В последние дни в оставшихся подразделениях армии прошла еще одна волна уничтожения: все, что не было непосредственно связано с продовольствием или боеприпасами, было уничтожено или разрушено.
«Никакие бумаги, никакая боевая техника, ставшая неподвижной, не должны попасть в руки врага, все упряжки лошадей и машины, а также рации, шифровальные машины, кодированные и секретные журналы должны быть уничтожены».
Все, что подлежало уничтожению, взрывали, поджигали или разбивали. Семь дней назад, когда люди в той ситуации испытывали еще нерешительность и даже робость, уничтожение собственного технического имущества представлялось довольно трудным делом, после второй и третьей атаки русских сомнений становилось все меньше. Сегодня же уничтожение боевой техники стало таким же естественным процессом, как еда и питье.
На линии фронта обороны бреши увеличивались, на решающем участке между театром и вокзалом войска сдали оружие. Пришли первые парламентеры, во главе которых был капитан. Их отослали обратно со словами:
– Мы требуем штабного офицера.
Парламентеры пришли вновь, но на этот раз с ними был майор, форма которого произвела должное впечатление.

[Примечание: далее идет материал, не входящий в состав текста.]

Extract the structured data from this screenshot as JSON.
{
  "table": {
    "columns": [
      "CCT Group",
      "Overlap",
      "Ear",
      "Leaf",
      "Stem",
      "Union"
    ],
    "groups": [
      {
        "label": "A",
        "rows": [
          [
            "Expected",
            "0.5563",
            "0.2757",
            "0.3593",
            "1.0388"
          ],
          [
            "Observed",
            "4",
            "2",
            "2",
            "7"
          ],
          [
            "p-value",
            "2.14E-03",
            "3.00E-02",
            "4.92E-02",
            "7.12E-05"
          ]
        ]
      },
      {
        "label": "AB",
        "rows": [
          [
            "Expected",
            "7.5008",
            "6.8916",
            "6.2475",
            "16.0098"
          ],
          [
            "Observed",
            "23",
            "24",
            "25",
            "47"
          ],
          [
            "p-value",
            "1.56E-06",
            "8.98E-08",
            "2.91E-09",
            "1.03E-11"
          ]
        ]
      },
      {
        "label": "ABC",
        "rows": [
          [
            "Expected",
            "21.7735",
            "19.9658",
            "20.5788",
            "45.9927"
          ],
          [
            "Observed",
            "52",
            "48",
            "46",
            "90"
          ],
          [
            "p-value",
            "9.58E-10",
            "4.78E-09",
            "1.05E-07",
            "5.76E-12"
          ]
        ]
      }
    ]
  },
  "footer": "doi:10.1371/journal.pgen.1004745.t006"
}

Все проходило довольно спокойно. Русские требовали безоговорочной капитуляции без ведения каких-либо дополнительных переговоров. То, что говорили русские, переводил переводчик, с немецкой стороны отвечал генерал Шмидт.
Вся беседа длилась не более десяти минут, после чего начальник Генерального штаба удалился в соседнее помещение и доложил командующему:
– Русские здесь, – и после небольшой паузы спросил: – Разрешите спросить, господин генерал-фельдмаршал, имеете ли вы что-нибудь сказать?
Из темного угла помещения, которое освещал лишь слабый свет от радиоприемника, ответа не последовало. Генералу-фельдмаршалу нечего было сказать, и он также ничего не подписал.
Никто не знал, какие мысли скрывал этот высокий лоб.
Может быть, тридцать четыре месяца назад в Дюссельдорфе наступил тот самый час, с которого для него начался Сталинград?
…закрытые глаза Паулюса читали слова, которые он написал в мае 1942 года в военной газете, обращаясь к своим солдатам: «Советский солдат умеет умирать, но вы научились побеждать».
…думал ли он о приговоре, который вынесет ему история, о границе между долгом безоговорочного послушания и собственной совестью, взывавшей к его человеческим чувствам, думал ли о том, что по суровому закону котла никто не мог быть выпущен из него, о том, что товарищество, храбрость и дисциплина ценятся высоко, а трусость, непослушание и недостойное поведение заслуживают самого сурового порицания?
…пережил ли фельдмаршал в эти часы еще раз те страдания, которые выпали на долю его армии, видел ли он перед собой лица, которые уже не были лицами людей, а лишь изображением того, что невозможно было высказать словами, думал ли он о дорогах, усеянных трупами, об оврагах, заполненных мертвыми солдатами, о том кровавом бремени, которое ему придется нести на себе всю жизнь, или об отпущении грехов?
Через два года бывший командующий 6-й армией, находясь в Нюрнбергской тюрьме, на вопрос немецкого журналиста «Господин фельдмаршал, что с вашими солдатами?» ответил: «…Скажите их матерям, что у них все хорошо». Он забыл добавить: «…под землей».
Думал ли он о Сталинграде, который для каждого начался по-разному, но закончился для всех одинаково, о смысле борьбы в разрушенном городе, о том смысле, который нельзя было объяснить никакими теориями, как это делали схоласты, которые всегда пытались объяснить веру, а не сам мир с его естественными процессами?
А может быть, это были и совсем простые мысли: о родине, об уютном местечке в углу комнаты, о жене и детях?
Вместе с парламентерами в здание одновременно проникли русские части, после чего русские, немецкие и румынские солдаты перемешались друг с другом. В это время фельдмаршал высказал пожелание, которое генерал Шмидт передал парламентерам: «Командующий желает, чтобы к нему относились как к частному лицу, и не хотел бы идти через весь город пешком».
В то же самое время с радиостанции военного коменданта были отправлены еще две радиограммы в группу армий и в ставку фюрера. Текст первой был следующим:
«6-я армия, сохраняя верность военной присяге и помня о своей высокой и важной задаче, держалась до последнего солдата и последнего патрона за фюрера и Отечество.